The clay HTML template parser has a couple special tokens that it used to block out a markup that should be excluded form the document. These tokens are in the form of comments. <!-- ### clay:remove ### --> <html> exclude this text <!-- ### /clay:remove ### --> These special comments and the markup between is ignored - dropped from the document. What if we used another special comment token that operates like a page directive? <!-- ### clay:page charset="UTF-8" / --> This comment would have to be in the first few bytes of the template document. The top of each template could be sniffed for this token. If it exists, extract the charset and open the target template with the specified encoding. Reading each template file would be broken down into two steps. 1) Look at the top of the template for the token comment containing the charset. If not found, use the vm's default "file.encoding". 2) Read the template in with the determined encoding Does is this a sound plan? Any thoughts? This sounds like a good idea.

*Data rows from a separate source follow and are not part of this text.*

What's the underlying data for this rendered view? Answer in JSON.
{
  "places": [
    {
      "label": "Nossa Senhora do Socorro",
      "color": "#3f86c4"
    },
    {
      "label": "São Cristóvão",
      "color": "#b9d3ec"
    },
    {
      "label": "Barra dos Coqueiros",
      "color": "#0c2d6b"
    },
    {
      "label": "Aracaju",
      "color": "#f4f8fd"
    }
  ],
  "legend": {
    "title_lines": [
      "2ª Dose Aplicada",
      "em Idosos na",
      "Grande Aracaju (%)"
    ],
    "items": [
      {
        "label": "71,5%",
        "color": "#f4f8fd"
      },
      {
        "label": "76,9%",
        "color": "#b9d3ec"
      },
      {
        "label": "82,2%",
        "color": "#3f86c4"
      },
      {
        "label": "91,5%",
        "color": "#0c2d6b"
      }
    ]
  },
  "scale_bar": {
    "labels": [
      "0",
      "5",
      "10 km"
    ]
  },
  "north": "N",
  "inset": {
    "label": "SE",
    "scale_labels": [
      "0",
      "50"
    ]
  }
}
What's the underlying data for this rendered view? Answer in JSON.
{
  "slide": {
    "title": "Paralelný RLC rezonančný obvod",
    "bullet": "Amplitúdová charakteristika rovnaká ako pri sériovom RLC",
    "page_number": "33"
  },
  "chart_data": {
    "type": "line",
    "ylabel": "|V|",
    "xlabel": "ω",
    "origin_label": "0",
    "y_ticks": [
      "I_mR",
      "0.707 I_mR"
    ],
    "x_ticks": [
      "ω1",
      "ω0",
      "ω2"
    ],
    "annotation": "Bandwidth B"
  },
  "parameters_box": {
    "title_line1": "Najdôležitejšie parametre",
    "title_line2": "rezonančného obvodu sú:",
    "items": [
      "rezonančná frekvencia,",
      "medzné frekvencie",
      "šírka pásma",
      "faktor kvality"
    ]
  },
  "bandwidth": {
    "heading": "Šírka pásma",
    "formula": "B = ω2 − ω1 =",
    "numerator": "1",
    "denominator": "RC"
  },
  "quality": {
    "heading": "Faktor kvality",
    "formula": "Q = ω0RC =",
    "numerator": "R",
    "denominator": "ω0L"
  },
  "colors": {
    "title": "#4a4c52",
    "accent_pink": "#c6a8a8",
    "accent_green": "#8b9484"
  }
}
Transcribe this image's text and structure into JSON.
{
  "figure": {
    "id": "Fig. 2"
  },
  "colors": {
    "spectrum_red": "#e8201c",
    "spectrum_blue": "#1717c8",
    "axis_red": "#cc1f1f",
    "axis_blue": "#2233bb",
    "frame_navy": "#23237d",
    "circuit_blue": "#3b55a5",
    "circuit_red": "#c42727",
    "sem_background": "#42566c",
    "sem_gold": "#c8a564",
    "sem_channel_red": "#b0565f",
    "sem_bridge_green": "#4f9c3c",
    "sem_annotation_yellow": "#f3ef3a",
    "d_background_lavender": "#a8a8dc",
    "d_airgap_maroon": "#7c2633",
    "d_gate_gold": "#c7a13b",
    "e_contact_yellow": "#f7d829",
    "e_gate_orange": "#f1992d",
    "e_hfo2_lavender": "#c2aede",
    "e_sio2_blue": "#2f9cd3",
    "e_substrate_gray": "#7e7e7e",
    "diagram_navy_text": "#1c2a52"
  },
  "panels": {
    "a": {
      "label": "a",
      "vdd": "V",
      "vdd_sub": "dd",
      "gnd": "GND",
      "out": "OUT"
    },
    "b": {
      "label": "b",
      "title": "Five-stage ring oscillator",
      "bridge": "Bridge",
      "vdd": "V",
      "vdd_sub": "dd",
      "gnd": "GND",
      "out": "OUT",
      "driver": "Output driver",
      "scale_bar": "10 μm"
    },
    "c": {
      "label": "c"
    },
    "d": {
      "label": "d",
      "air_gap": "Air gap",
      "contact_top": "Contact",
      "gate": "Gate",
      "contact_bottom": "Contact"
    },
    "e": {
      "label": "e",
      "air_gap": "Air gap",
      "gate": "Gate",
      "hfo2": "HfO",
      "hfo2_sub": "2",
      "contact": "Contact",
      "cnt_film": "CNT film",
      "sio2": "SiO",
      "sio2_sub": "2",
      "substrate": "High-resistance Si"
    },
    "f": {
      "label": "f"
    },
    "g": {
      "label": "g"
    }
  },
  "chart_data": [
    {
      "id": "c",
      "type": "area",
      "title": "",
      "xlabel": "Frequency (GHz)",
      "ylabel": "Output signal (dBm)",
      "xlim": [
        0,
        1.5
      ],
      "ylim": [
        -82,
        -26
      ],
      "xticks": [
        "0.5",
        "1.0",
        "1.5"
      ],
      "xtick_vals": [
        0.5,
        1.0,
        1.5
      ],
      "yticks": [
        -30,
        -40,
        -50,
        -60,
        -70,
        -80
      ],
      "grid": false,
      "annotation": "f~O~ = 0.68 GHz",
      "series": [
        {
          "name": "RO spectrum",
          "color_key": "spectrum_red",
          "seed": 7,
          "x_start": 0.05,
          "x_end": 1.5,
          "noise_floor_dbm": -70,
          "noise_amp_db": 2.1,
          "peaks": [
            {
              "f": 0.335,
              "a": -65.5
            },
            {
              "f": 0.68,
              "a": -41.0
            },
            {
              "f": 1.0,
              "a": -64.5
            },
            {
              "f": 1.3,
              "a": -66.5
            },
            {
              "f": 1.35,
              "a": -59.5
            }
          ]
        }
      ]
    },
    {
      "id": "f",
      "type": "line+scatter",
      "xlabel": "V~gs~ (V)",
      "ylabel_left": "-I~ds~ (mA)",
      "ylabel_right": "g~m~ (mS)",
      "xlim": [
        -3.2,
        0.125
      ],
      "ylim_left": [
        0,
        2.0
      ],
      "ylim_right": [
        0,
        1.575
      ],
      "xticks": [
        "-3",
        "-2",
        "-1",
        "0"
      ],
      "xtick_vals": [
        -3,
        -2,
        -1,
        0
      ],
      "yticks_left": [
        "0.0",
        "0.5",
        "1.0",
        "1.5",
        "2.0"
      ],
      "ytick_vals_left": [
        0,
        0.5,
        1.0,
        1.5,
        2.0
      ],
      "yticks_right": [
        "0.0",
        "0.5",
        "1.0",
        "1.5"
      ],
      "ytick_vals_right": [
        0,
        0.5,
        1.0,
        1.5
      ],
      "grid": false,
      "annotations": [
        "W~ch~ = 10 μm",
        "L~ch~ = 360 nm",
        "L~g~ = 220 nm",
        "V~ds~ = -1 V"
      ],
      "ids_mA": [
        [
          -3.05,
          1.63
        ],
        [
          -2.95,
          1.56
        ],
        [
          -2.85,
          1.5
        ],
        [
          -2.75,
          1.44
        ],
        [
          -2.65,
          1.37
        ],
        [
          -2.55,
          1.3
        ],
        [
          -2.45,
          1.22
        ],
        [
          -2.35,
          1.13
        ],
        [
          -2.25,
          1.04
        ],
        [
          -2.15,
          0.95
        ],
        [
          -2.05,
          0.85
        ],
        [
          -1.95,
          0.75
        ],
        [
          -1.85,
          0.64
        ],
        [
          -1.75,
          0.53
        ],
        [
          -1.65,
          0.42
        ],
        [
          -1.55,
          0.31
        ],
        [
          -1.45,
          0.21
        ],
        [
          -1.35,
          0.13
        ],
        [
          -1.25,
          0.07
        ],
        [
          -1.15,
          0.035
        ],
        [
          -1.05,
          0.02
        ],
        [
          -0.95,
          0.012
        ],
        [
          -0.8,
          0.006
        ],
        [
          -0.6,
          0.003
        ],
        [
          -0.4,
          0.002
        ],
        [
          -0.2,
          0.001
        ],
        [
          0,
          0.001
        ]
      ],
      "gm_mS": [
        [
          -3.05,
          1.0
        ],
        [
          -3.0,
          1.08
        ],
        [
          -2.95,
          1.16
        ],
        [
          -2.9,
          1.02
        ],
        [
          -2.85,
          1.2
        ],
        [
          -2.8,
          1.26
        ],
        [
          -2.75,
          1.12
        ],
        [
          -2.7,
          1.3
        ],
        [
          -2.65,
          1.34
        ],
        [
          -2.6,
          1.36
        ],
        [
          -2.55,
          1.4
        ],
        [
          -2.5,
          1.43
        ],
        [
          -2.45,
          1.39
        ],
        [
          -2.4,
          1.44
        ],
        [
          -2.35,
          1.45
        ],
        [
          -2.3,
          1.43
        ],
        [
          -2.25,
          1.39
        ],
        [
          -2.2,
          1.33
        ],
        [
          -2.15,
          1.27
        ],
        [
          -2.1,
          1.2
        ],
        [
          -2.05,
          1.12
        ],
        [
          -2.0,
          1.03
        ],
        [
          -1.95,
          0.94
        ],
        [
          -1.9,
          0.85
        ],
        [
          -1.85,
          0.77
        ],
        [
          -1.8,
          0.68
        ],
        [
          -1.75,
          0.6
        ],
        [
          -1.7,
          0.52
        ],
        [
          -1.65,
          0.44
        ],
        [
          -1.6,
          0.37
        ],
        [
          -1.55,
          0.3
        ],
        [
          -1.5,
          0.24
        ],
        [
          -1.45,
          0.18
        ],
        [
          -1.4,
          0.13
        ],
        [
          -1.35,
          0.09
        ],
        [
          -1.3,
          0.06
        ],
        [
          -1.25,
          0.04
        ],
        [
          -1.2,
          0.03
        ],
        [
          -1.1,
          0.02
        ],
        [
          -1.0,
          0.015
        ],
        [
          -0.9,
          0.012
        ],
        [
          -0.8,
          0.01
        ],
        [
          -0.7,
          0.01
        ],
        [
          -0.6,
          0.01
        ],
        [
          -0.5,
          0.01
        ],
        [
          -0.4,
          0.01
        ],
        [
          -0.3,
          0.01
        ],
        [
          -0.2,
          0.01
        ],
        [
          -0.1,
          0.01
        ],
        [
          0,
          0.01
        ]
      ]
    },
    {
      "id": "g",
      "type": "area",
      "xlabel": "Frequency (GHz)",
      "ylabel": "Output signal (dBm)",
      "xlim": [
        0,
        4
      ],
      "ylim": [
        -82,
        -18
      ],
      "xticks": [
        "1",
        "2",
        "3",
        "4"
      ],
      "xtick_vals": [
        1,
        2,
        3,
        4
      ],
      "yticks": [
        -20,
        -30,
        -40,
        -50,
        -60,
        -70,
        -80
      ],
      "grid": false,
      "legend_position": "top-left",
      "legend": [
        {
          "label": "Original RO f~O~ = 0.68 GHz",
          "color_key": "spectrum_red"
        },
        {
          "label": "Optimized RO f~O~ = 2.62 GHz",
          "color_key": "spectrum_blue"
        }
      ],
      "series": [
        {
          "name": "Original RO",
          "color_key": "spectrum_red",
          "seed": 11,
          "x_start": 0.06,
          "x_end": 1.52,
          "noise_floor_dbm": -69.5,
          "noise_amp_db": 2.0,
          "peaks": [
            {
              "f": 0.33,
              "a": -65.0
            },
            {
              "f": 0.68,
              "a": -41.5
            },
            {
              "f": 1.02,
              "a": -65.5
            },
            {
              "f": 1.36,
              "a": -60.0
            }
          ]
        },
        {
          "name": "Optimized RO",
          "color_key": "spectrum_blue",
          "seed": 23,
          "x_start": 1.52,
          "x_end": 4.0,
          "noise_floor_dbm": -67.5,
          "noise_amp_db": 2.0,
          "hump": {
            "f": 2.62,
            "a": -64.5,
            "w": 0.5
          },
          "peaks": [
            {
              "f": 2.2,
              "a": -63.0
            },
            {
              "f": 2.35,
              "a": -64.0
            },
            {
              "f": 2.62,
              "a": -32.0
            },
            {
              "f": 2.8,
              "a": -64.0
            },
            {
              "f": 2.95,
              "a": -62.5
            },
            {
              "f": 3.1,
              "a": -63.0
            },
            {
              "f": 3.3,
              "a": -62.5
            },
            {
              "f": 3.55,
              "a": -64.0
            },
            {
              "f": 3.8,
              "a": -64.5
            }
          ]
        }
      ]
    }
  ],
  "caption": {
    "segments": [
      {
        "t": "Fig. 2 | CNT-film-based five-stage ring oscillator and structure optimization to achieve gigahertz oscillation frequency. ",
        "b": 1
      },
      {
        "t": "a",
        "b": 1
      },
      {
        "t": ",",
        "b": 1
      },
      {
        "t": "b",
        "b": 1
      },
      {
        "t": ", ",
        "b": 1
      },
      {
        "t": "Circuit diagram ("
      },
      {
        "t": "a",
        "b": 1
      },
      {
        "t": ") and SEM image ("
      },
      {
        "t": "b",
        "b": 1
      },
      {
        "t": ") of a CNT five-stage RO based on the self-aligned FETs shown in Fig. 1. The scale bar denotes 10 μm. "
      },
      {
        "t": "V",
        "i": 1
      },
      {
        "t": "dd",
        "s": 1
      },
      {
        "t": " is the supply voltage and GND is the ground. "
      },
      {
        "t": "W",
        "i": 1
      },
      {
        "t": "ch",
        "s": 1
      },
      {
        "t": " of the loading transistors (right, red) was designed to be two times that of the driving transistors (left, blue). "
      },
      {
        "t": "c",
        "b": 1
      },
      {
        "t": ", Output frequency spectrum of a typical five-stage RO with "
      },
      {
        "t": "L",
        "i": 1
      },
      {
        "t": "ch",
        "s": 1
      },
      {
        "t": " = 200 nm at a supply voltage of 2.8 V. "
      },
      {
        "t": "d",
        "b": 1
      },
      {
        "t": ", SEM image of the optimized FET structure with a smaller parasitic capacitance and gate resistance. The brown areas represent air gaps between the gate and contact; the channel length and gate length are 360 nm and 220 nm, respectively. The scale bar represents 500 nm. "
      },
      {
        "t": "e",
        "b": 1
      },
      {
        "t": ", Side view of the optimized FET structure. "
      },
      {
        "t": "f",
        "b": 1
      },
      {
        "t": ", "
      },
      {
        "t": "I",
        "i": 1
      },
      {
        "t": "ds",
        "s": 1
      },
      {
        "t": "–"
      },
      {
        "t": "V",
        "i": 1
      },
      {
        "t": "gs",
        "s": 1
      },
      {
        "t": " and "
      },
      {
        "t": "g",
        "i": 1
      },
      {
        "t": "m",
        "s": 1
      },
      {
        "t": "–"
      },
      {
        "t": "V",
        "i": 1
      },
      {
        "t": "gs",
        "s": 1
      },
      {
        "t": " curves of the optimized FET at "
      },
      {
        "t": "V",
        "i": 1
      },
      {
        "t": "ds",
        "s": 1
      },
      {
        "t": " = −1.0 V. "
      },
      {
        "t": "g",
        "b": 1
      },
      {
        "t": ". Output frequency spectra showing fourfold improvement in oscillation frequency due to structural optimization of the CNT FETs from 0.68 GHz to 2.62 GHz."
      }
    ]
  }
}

However, It would be nice to have an extra application wide config option for loading html templates. The proccessing would look like this: 1) Look at the top of the template for the token comment containing the charset. If not found, 2) look for the app wide config option for template encoding. If found use the encoding for reading the template, If not found use the vm's default "file.encoding". 3) Read the template in with the determined encoding This way one could have all the templates in a given encoding and unless there was <!-- ### clay:page charset="UTF-8" / --> directive at the top of the file, they would be read with the default encoding set in web.xml and one wouldn't have to define this config in each and every template file. If no <!-- ### clay:page charset="UTF-8" / --> directive was defined in web.xml (null) then clay would fall back to vm'a default file.encoding How about this? This is the first try at resolving this issue. It will be available in the shale-framework-20060928 nightly build. You can find it here: http://people.apache.org/builds/shale/nightly/.
To summarize the changes based on your notes the encoding is now determined with the following steps: 1) Look at the top of the template for the token comment containing the charset. For example: <-- ### clay:page charset="UTF-8" /### --> 2) If not found, look for the app wide config option for template encoding. If found use the encoding for reading the template. For example: <context-param> <param-name>org.apache.shale.clay.HTML_TEMPLATE_CHARSET</param-name> <param-value>UTF-8</param-value> </context-param> 3) If not found use the vm's default "file.encoding". 4) Read the template in with the determined encoding Tom, I'm going to leave this open until you have a chance to verify. I have tried the updated clay version with html templates.
I experimented with -Dfile.encoding (system encoding setting), org.apache.shale.clay.HTML_TEMPLATE_CHARSET context init parameter and <-- ### clay:page charset="UTF-8" /### --> and everything works as expected so I guess this issue can be closed. Thanks Gary :-) The examples and your input really made the difference on this one. Thanks for the help Tom.